Another came, its red-black gaze meeting Elliot’s own, its gnarly jaws oozing with dried blood and vile stench. Its bite nearly found its mark, had he not stepped back and swung with all that he had. The branch cracked and snapped the creature’s head off its neck. But not nearly enough to sever it.
“Come with me!” Emily cried back.
“JUST RUN!” Elliot screamed again.
Elliot picked up a large rock and clubbed another beast in the skull.
“GO!”
The gurgling snarls soon turned their attention toward the young girl. Dread filled her nerves, and her body froze, unable to move. She couldn’t outrun them. She couldn’t lose them. She couldn’t escape. Only the thought of death remained.
“Over here, you filth!” Elliot called out, chucking rocks at the creatures. “Yeah, that’s right! Come here!”
He beat his chest and stomped the ground as much as he could, drawing their attention as much as he could. The monsters stopped and reared their focus back onto him, hissing as they ran straight again toward Elliot.
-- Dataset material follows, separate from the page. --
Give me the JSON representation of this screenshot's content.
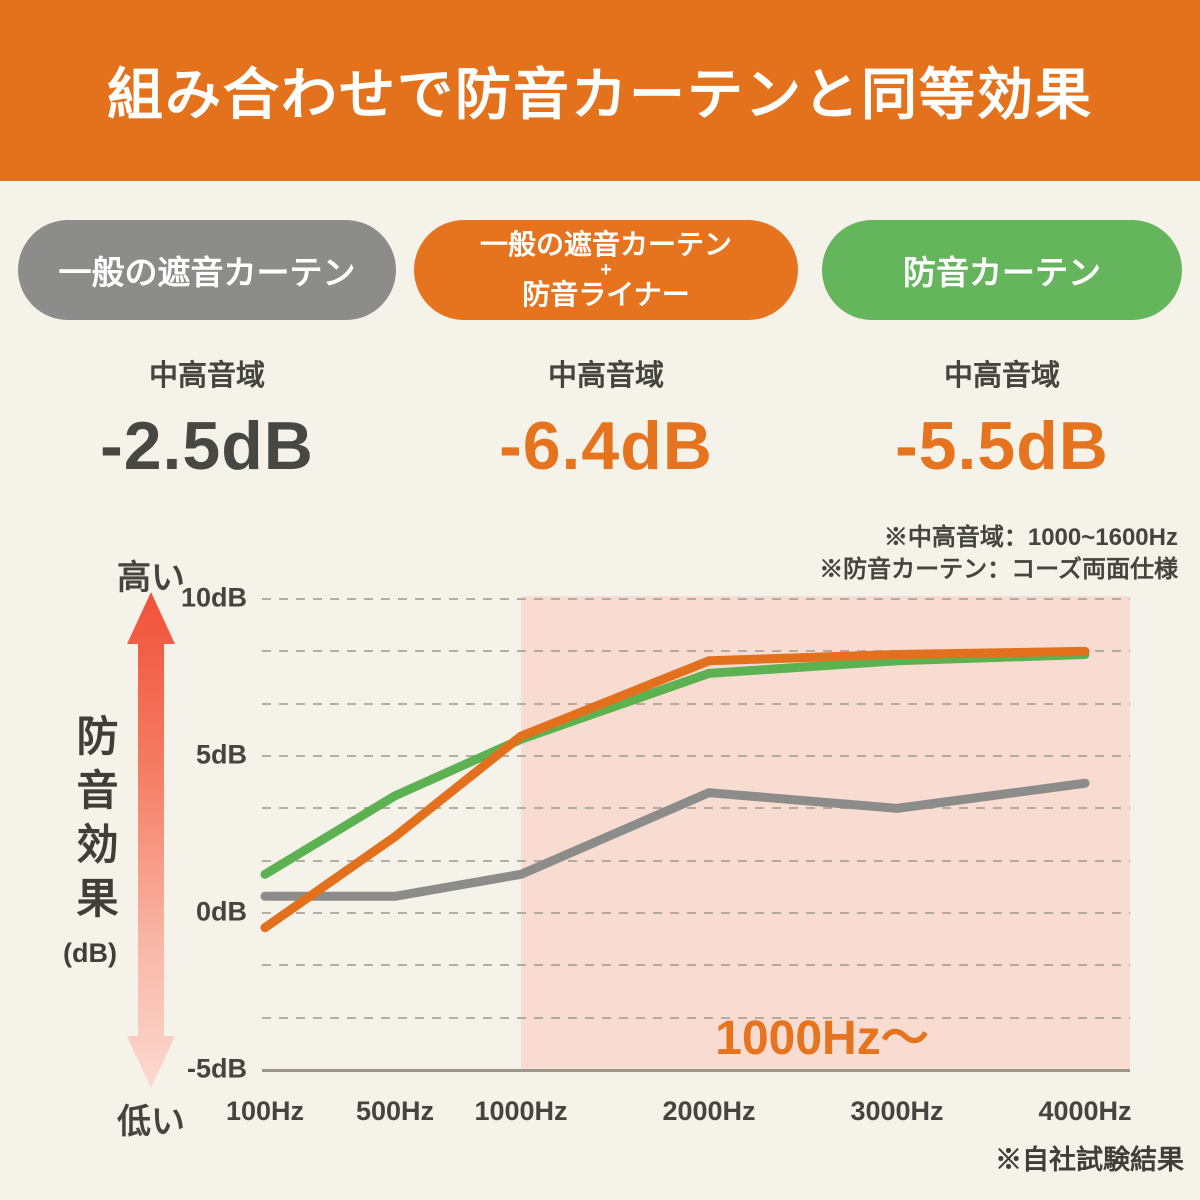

Emily hesitated. She opened her mouth to call out to her brother. She would call for him to be with her, to stay by her side. But she stopped. Her brother had risked everything to save her. Even now as she stared into the Abyss, Elliot would not give up on her. He called out to the Abyss, urging it to him, so that she would not be swallowed whole. She cried. She sobbed for her brother, for her heart that could take no more, knowing full well what she was about to do:
Run.
She choked down her tears, and as her older brother screamed wildly into the night, coaxing the monsters away, she picked herself up and ran. She ran as far as her short legs would take her, through the dark forest under the veil of night.